Desde un pasado personal aventurero e inquieto, Carlos Páez Vilaró se volcó a la pintura en la década del 40, inspirado por los trabajos de su compatriota Pedro Figari. Los temas centrales de sus obras iniciales fueron el folklore, las congregaciones políticas, los obreros en las fábricas y los nocturnos y sensuales ambientes del cabaret. La siguiente etapa retrataría la vida de los morenos uruguayos y los rituales del Carnaval. Uno de sus primeros periplos lo llevó, en la década del 60, a las tierras africanas en plena época revolucionaria. Senegal, Liberia, Nigeria, el ardiente Tchad, Camerún, Gabón y el Congo fueron algunos de los destinos en los cuales convivió con numerosas tribus. Allí construyó sus propios talleres en tierras africanas. Tatuó a los indígenas, coloreó sus aldeas y dejó como huella artística grandes murales que adornan desde palacios de gobierno hasta hospitales. Incluso plasmó en el celuloide un cortometraje llamado Batouk, un homenaje a la raza negra.
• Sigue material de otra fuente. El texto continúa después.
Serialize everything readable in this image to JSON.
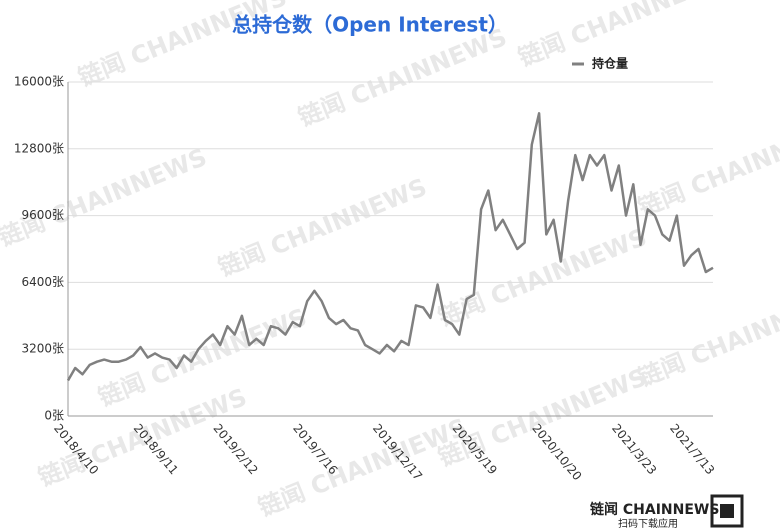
{
  "chart_data": {
    "type": "line",
    "title": "总持仓数（Open Interest）",
    "watermark": "链闻 CHAINNEWS",
    "brand": "链闻 CHAINNEWS",
    "brand_caption": "扫码下载应用",
    "categories": [
      "2018/4/10",
      null,
      null,
      null,
      null,
      null,
      null,
      null,
      null,
      null,
      null,
      "2018/9/11",
      null,
      null,
      null,
      null,
      null,
      null,
      null,
      null,
      null,
      null,
      "2019/2/12",
      null,
      null,
      null,
      null,
      null,
      null,
      null,
      null,
      null,
      null,
      "2019/7/16",
      null,
      null,
      null,
      null,
      null,
      null,
      null,
      null,
      null,
      null,
      "2019/12/17",
      null,
      null,
      null,
      null,
      null,
      null,
      null,
      null,
      null,
      null,
      "2020/5/19",
      null,
      null,
      null,
      null,
      null,
      null,
      null,
      null,
      null,
      null,
      "2020/10/20",
      null,
      null,
      null,
      null,
      null,
      null,
      null,
      null,
      null,
      null,
      "2021/3/23",
      null,
      null,
      null,
      null,
      null,
      null,
      null,
      "2021/7/13",
      null,
      null,
      null,
      null
    ],
    "series": [
      {
        "name": "持仓量",
        "color": "#808080",
        "values": [
          1700,
          2300,
          2000,
          2450,
          2600,
          2700,
          2600,
          2600,
          2700,
          2900,
          3300,
          2800,
          3000,
          2800,
          2700,
          2300,
          2900,
          2600,
          3200,
          3600,
          3900,
          3400,
          4300,
          3900,
          4800,
          3400,
          3700,
          3400,
          4300,
          4200,
          3900,
          4500,
          4300,
          5500,
          6000,
          5500,
          4700,
          4400,
          4600,
          4200,
          4100,
          3400,
          3200,
          3000,
          3400,
          3100,
          3600,
          3400,
          5300,
          5200,
          4700,
          6300,
          4600,
          4400,
          3900,
          5600,
          5800,
          9900,
          10800,
          8900,
          9400,
          8700,
          8000,
          8300,
          13000,
          14500,
          8700,
          9400,
          7400,
          10300,
          12500,
          11300,
          12500,
          12000,
          12500,
          10800,
          12000,
          9600,
          11100,
          8200,
          9900,
          9600,
          8700,
          8400,
          9600,
          7200,
          7700,
          8000,
          6900,
          7100
        ]
      }
    ],
    "ylim": [
      0,
      16000
    ],
    "yticks": [
      {
        "value": 0,
        "label": "0张"
      },
      {
        "value": 3200,
        "label": "3200张"
      },
      {
        "value": 6400,
        "label": "6400张"
      },
      {
        "value": 9600,
        "label": "9600张"
      },
      {
        "value": 12800,
        "label": "12800张"
      },
      {
        "value": 16000,
        "label": "16000张"
      }
    ],
    "grid": true,
    "legend": "top-right"
  }
}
Llegó en barco a la Polinesia (donde también instaló un taller y vivió unos años), al corazón del Brasil, Nueva Guinea, Filipinas y Hong Kong. Sus viajes lo condujeron a puertos de influencias, entre las que se incluyen las de Picasso, Dalí, De Chirico y Warhol, entre otros que aportaron sugerencias personales.

Capaz de materializar su inspiración en una escultura, una cerámica, un film, un óleo, un mural, un tapiz, un cuerpo, un mosaico o un proyecto de arquitectura, su estilo se fue delineando con el correr de los años sin encasillarse en una sola corriente. La libertad de estilos es su estilo.
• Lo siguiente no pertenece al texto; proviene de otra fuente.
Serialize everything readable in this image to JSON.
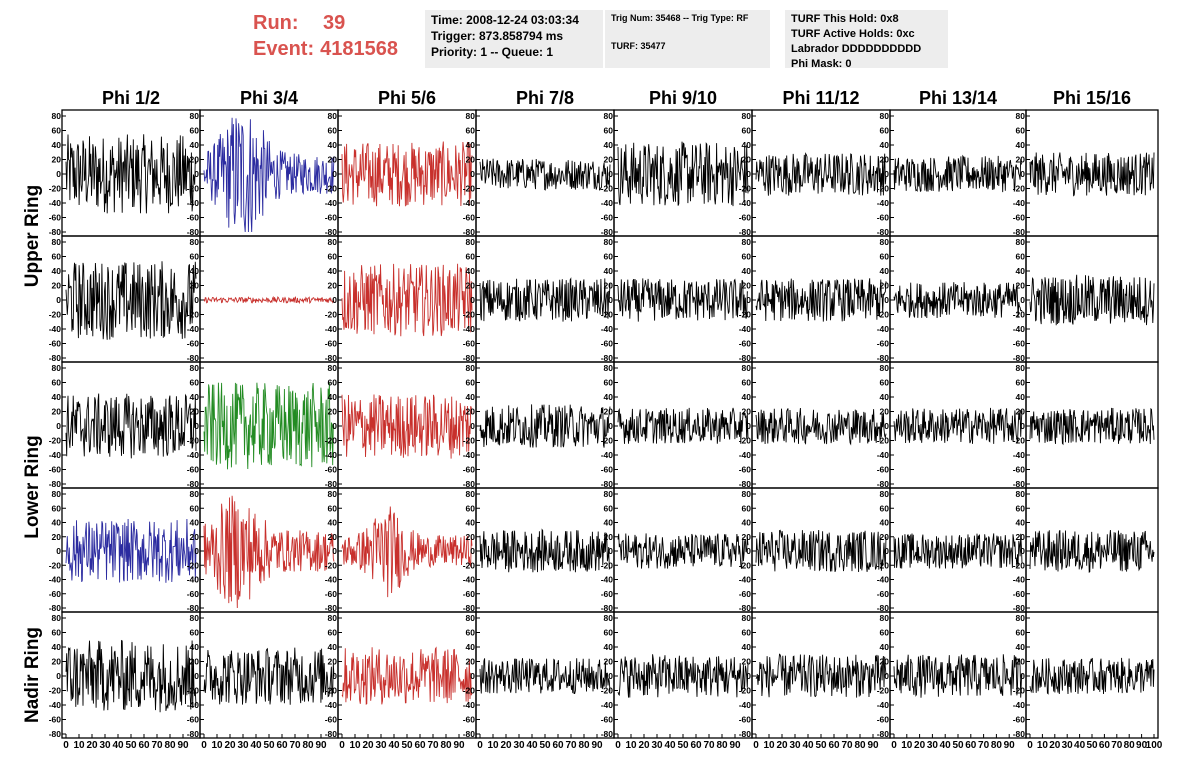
{
  "header": {
    "run_label": "Run:",
    "run_value": "39",
    "event_label": "Event:",
    "event_value": "4181568"
  },
  "info_box_1": {
    "time": "Time: 2008-12-24 03:03:34",
    "trigger": "Trigger: 873.858794 ms",
    "priority": "Priority: 1 -- Queue: 1"
  },
  "info_box_2": {
    "trig": "Trig Num: 35468 -- Trig Type: RF",
    "turf": "TURF: 35477"
  },
  "info_box_3": {
    "hold": "TURF This Hold: 0x8",
    "active": "TURF Active Holds: 0xc",
    "labrador": "Labrador DDDDDDDDDD",
    "phimask": "Phi Mask: 0"
  },
  "colors": {
    "black": "#000000",
    "blue": "#2b2ba0",
    "red": "#c8302c",
    "green": "#228b22",
    "title_red": "#d9534f"
  },
  "chart_data": {
    "type": "line",
    "columns": [
      "Phi 1/2",
      "Phi 3/4",
      "Phi 5/6",
      "Phi 7/8",
      "Phi 9/10",
      "Phi 11/12",
      "Phi 13/14",
      "Phi 15/16"
    ],
    "rings": [
      "Upper Ring",
      "Lower Ring",
      "Nadir Ring"
    ],
    "xlim": [
      0,
      100
    ],
    "ylim": [
      -80,
      80
    ],
    "y_ticks": [
      -80,
      -60,
      -40,
      -20,
      0,
      20,
      40,
      60,
      80
    ],
    "x_tick_labels": [
      "0",
      "10",
      "20",
      "30",
      "40",
      "50",
      "60",
      "70",
      "80",
      "90",
      "100"
    ],
    "panels": [
      [
        {
          "color": "black",
          "amp": 55
        },
        {
          "color": "blue",
          "amp": 80
        },
        {
          "color": "red",
          "amp": 45
        },
        {
          "color": "black",
          "amp": 22
        },
        {
          "color": "black",
          "amp": 45
        },
        {
          "color": "black",
          "amp": 30
        },
        {
          "color": "black",
          "amp": 25
        },
        {
          "color": "black",
          "amp": 30
        }
      ],
      [
        {
          "color": "black",
          "amp": 55
        },
        {
          "color": "red",
          "amp": 4
        },
        {
          "color": "red",
          "amp": 50
        },
        {
          "color": "black",
          "amp": 30
        },
        {
          "color": "black",
          "amp": 30
        },
        {
          "color": "black",
          "amp": 30
        },
        {
          "color": "black",
          "amp": 25
        },
        {
          "color": "black",
          "amp": 35
        }
      ],
      [
        {
          "color": "black",
          "amp": 45
        },
        {
          "color": "green",
          "amp": 60
        },
        {
          "color": "red",
          "amp": 45
        },
        {
          "color": "black",
          "amp": 30
        },
        {
          "color": "black",
          "amp": 25
        },
        {
          "color": "black",
          "amp": 25
        },
        {
          "color": "black",
          "amp": 25
        },
        {
          "color": "black",
          "amp": 25
        }
      ],
      [
        {
          "color": "blue",
          "amp": 45
        },
        {
          "color": "red",
          "amp": 65
        },
        {
          "color": "red",
          "amp": 55
        },
        {
          "color": "black",
          "amp": 30
        },
        {
          "color": "black",
          "amp": 25
        },
        {
          "color": "black",
          "amp": 30
        },
        {
          "color": "black",
          "amp": 25
        },
        {
          "color": "black",
          "amp": 30
        }
      ],
      [
        {
          "color": "black",
          "amp": 50
        },
        {
          "color": "black",
          "amp": 40
        },
        {
          "color": "red",
          "amp": 40
        },
        {
          "color": "black",
          "amp": 25
        },
        {
          "color": "black",
          "amp": 30
        },
        {
          "color": "black",
          "amp": 30
        },
        {
          "color": "black",
          "amp": 30
        },
        {
          "color": "black",
          "amp": 25
        }
      ]
    ]
  }
}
No sorprende entonces que Absolut, la prestigiosa marca sueca de vodka premium, le haya encomendado la primera pieza de la serie latinoamericana de la colección Absolut Art. La obra Absolut Páez Vilaró se presentó en Casapueblo, el hogar-taller del artista en Uruguay, y según el doctor Douglas Lewis, curador de la National Gallery de Washington, se trata de “una vibrante expresión de unidad, donde se puede apreciar claramente la integración del concepto moderno -las líneas claras y perfectas de la botella del farmacéutico sueco- con los símbolos personales del artista de la energía e intuición, ambos eternos y trascendentales”.

Así, Paéz Vilaró contribuye a beber el arte con el sabor del espíritu enmarcado en la artística botella de una prestigiosa marca de espirituosas.